Apart from the manifest hypocrisy, what should be disappointing for believers in international humanitarian law is the failure of anyone to call Abbas (or Erdogan) on it. I am not aware of any news, NGO, or governmental response pointing out the unseemliness of Abbas invoking the ICC from Ankara.
But it turns out that Europeans have for the past decade taken a different kind of interest in the Turkish occupation, as Dore Gold reports. Priced out of the French Riviera and Amalfi coast, Europeans wanting to buy a Mediterranean vacation property increasingly flock to Turkish-occupied Cyprus.
European governments have warned their citizens that former Greek residents of Northern Cyprus may initiate legal proceedings in European courts against those who take over their properties. But there is no objection being stated in principle against European citizens moving into these territories in order to build vacation homes.
But the European foreign ministries cannot have it both ways: they cannot condemn Israelis who build homes in the West Bank for violating international law, while they approve, in principle, or are at least silent about Turkish settlers and their European business partners who benefit from the lands Turkish Cypriots have taken over, as they develop what has been one of the hottest Mediterranean real estate markets for Europeans seeking a place in the sun.
Discussions of a potential ICC referral often focus on potential liability by Palestinians as a factor that would dissuade them (or the Court) from proceeding. But Israel’s best bet for heading off such a suit would be to advertise the implications for other non-member states that would clearly be on the settlement hook: Turkey and Russia.
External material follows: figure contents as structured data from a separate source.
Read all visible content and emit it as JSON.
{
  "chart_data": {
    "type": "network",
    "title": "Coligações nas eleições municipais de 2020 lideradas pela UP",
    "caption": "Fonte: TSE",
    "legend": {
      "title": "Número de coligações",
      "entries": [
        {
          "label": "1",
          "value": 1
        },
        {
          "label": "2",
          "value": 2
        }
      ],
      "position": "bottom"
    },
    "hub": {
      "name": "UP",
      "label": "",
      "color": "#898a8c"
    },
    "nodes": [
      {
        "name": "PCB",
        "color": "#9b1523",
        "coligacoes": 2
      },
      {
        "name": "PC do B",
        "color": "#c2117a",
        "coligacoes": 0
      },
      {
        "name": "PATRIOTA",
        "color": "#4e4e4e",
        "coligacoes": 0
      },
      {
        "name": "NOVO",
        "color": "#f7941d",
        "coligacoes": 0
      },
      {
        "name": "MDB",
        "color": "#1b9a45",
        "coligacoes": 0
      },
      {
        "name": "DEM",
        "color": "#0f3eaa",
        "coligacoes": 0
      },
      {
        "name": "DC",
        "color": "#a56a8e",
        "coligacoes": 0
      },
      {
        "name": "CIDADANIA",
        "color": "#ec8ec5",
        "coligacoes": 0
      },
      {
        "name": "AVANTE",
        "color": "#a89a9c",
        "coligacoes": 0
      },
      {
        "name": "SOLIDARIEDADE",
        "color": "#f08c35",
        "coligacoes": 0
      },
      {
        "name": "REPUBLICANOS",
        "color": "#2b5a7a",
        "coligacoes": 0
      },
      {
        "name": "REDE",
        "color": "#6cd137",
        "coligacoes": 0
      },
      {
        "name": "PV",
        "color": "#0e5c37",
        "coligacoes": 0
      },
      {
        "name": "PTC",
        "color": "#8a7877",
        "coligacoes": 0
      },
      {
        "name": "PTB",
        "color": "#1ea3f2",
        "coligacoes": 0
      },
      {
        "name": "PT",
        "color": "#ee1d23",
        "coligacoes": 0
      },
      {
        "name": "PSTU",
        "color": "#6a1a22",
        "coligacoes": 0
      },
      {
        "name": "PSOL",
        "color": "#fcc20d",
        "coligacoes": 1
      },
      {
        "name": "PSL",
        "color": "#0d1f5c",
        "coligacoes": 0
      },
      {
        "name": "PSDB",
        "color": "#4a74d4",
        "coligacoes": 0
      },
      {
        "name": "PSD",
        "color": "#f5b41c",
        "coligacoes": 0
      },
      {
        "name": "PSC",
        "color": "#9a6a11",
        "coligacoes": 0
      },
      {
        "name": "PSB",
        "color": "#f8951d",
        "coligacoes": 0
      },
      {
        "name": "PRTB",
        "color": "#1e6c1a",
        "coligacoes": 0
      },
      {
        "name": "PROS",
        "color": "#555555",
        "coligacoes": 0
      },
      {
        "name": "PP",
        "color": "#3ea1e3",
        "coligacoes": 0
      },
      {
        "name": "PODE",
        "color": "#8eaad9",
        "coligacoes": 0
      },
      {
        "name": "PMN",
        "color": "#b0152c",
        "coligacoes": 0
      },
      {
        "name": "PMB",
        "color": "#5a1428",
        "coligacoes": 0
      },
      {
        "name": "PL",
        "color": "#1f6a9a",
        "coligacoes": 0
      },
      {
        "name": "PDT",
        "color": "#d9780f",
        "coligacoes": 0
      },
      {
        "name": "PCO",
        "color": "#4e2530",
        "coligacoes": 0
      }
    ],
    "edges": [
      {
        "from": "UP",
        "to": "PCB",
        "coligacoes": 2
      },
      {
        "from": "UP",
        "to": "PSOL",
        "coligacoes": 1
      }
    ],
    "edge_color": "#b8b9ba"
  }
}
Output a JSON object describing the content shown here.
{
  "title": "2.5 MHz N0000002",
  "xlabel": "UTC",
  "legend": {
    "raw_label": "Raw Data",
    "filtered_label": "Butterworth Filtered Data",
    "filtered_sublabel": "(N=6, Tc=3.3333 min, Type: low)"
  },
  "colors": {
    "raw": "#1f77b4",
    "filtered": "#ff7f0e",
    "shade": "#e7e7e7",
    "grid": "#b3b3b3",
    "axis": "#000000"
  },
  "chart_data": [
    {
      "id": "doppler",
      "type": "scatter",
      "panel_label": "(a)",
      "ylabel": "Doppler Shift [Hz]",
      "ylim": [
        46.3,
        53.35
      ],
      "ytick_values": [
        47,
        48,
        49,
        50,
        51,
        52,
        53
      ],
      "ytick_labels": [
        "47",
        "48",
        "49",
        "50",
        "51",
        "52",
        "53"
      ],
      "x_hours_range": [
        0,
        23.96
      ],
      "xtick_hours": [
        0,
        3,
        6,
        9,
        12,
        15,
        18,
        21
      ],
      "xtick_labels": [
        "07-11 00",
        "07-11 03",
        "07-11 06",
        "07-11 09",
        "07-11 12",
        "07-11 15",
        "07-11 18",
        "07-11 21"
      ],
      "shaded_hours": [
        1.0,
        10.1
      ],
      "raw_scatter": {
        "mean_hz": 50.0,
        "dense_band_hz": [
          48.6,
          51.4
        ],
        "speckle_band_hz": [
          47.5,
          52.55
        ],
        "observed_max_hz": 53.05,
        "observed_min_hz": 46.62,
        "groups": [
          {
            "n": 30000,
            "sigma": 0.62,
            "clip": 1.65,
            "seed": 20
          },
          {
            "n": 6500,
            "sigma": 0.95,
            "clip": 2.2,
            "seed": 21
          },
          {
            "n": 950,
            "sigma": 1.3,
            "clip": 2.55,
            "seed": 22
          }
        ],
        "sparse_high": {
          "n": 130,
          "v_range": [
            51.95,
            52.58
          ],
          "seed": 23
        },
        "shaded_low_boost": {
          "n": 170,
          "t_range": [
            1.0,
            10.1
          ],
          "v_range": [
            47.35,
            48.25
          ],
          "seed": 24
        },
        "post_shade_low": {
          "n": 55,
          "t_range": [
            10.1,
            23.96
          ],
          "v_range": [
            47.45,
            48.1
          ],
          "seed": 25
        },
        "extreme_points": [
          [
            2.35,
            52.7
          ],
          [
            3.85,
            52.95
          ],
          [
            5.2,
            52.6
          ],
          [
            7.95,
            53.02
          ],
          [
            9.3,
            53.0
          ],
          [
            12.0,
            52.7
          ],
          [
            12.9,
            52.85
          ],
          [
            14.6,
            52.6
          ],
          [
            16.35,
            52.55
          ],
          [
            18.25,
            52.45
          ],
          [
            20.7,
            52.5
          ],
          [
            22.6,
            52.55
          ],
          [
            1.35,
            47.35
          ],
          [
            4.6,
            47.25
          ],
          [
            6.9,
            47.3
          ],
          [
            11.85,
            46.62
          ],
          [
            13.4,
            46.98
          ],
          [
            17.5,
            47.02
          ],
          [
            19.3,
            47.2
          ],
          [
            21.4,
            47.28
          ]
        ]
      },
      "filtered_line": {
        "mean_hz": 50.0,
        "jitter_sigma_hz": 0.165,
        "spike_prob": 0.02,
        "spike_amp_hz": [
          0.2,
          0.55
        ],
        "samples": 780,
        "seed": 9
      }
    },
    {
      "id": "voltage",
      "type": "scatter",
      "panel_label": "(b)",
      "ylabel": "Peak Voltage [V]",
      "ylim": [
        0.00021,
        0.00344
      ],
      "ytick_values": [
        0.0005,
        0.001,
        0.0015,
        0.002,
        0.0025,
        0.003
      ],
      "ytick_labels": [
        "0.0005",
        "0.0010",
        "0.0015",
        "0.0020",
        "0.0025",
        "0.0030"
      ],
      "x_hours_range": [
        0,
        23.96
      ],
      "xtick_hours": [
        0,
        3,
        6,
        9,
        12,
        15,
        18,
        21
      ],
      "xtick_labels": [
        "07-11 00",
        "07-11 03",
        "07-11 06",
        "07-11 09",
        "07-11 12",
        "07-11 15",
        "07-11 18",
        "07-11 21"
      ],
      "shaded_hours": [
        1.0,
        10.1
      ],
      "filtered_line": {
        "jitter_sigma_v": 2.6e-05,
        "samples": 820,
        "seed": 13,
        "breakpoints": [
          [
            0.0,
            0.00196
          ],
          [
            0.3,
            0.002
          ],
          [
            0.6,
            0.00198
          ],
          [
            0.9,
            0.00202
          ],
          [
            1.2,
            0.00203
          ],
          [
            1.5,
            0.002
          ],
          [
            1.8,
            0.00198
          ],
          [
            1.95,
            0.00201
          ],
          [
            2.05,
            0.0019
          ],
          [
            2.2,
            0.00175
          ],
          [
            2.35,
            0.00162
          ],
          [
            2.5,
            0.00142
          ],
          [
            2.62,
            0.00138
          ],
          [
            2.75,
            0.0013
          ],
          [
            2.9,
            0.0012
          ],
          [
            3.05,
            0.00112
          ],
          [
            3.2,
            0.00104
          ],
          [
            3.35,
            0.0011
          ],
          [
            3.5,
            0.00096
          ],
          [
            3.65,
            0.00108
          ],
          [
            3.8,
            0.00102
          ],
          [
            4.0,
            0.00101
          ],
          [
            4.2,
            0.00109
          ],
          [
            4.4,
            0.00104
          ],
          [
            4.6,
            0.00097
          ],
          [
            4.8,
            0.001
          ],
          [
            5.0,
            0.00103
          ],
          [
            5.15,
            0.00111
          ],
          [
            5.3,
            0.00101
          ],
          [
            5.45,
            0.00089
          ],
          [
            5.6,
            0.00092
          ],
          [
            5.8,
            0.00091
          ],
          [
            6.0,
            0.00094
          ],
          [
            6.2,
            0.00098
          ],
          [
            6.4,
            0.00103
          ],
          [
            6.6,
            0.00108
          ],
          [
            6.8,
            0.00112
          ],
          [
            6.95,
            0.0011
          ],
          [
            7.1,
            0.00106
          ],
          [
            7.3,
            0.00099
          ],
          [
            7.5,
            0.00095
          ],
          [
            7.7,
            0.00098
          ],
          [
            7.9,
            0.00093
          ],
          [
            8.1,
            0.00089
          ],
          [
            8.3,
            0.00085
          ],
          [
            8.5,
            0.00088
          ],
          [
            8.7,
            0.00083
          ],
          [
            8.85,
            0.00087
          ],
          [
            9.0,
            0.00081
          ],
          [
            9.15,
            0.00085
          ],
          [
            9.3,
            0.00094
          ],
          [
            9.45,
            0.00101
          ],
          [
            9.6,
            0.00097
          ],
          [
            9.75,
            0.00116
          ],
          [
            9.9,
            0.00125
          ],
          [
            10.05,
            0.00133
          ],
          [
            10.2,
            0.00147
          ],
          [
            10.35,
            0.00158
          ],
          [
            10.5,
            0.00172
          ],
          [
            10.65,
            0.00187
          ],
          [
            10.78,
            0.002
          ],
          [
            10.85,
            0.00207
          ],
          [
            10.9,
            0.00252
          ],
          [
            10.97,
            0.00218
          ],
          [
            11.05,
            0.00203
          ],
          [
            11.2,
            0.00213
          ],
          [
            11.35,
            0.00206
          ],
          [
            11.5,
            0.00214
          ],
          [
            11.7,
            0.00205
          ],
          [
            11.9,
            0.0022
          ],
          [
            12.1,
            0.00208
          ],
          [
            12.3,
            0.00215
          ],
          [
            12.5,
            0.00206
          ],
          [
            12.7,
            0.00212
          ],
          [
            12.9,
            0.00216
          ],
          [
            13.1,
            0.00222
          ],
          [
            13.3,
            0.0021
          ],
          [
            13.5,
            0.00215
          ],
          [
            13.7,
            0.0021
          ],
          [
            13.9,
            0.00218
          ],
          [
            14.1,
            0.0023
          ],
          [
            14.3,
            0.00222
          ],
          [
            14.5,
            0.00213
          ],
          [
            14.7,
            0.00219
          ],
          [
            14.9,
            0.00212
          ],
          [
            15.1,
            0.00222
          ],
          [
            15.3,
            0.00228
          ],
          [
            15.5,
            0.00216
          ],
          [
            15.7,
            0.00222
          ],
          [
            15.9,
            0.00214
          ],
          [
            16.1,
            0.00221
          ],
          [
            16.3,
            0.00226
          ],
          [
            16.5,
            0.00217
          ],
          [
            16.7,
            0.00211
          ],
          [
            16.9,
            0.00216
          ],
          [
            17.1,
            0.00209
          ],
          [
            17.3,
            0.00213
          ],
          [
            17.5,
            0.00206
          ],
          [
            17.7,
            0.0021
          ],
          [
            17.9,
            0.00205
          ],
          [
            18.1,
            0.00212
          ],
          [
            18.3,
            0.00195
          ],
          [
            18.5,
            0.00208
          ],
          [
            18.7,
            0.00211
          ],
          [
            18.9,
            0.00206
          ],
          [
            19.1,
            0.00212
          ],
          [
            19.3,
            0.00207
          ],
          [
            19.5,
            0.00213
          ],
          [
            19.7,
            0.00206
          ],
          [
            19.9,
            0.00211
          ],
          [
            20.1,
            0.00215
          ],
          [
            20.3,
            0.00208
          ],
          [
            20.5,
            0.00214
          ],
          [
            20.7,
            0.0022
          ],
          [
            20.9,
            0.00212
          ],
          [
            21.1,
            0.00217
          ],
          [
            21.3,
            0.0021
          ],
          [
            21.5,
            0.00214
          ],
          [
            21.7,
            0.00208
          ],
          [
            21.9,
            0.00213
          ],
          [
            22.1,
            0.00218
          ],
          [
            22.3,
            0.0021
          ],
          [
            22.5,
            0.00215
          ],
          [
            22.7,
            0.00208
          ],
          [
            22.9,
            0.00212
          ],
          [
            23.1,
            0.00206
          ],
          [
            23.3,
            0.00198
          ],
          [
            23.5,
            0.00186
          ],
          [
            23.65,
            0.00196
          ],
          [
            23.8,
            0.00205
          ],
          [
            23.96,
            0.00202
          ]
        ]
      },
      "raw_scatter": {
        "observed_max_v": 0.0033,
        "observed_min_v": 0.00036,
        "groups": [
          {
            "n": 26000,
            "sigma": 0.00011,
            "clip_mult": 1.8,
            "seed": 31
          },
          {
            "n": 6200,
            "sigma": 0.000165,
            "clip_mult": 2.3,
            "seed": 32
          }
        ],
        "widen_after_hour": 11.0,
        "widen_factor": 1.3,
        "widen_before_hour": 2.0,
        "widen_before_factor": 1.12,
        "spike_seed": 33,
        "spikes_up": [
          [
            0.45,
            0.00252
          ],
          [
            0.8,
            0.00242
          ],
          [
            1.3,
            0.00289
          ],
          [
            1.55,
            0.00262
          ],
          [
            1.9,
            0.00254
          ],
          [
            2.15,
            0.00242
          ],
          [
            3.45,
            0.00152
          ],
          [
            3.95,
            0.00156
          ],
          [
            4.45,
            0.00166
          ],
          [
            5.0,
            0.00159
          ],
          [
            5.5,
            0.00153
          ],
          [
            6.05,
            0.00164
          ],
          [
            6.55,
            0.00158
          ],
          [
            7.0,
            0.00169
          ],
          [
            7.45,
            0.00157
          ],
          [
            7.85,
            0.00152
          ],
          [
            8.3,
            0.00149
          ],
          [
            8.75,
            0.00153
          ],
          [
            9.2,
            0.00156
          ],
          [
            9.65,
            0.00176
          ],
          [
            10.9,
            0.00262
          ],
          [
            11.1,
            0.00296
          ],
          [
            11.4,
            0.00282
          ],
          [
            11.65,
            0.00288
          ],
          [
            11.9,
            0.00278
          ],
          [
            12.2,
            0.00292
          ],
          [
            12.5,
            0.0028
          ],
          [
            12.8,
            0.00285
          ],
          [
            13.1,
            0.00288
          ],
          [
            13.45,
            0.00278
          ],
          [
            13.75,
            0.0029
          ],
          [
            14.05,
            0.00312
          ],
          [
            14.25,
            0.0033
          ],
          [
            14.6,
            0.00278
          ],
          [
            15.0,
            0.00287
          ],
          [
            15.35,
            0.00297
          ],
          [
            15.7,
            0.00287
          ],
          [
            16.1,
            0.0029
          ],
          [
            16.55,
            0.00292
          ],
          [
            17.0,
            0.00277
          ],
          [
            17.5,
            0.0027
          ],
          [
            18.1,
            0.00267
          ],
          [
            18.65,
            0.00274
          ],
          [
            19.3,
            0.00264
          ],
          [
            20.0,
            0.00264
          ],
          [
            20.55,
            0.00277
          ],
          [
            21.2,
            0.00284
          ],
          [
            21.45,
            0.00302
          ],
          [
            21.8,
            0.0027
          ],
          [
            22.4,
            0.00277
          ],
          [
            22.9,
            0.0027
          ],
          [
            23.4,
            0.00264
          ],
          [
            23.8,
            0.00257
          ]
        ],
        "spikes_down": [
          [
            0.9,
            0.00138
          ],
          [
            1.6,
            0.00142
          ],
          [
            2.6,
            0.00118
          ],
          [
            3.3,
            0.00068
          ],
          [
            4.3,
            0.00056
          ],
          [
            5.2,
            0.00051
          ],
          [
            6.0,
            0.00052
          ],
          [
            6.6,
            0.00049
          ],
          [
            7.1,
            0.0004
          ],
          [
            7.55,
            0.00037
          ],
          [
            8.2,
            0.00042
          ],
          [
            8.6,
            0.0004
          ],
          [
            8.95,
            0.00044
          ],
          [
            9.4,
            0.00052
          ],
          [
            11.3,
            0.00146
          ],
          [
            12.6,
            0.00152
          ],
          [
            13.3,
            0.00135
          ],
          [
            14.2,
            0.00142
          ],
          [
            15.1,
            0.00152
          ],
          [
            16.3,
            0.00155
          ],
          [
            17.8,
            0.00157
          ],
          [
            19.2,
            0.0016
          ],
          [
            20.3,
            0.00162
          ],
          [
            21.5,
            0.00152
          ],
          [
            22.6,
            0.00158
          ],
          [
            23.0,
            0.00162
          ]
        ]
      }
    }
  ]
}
For the record, I think it quite unlikely that the ICC will indict Israeli leaders over settlements, but I’d bet the farm it wouldn’t indict Israel and Turkish leaders in this decade. Indeed, if I were the Israeli government, I’d spend less time preparing an ICC defense that working up a Cypriot case against Turkey, as a favor to its new bestie.
By the way, the Europeans who are “settling” N. Cyprus do not themselves violate the Geneva Conventions, because i) only the “occupying power” can violate it, and ii) it only prohibits “transfer” of “nationals of the occupying power.” Assuming the Europeans are not Turkish citizens, they can’t be settlers. Similarly, American Jews who move to, say East Jerusalem as American citizens cannot be said to be “settlers,” though popular usage may vary.
ADDENDUM: Because Cyprus is an ICC member, ANY member state can refer the situation of Turkish settlements to the ICC (or the prosecutor could begin an investigation on his own motion, which would be more exceptional). It does not have to be Cyprus – they’ve already consented to jurisdiction by signing the treaty. Given the great odium the international community attaches to settlement, it is interesting that there has not even by serious discussion of a such a referral.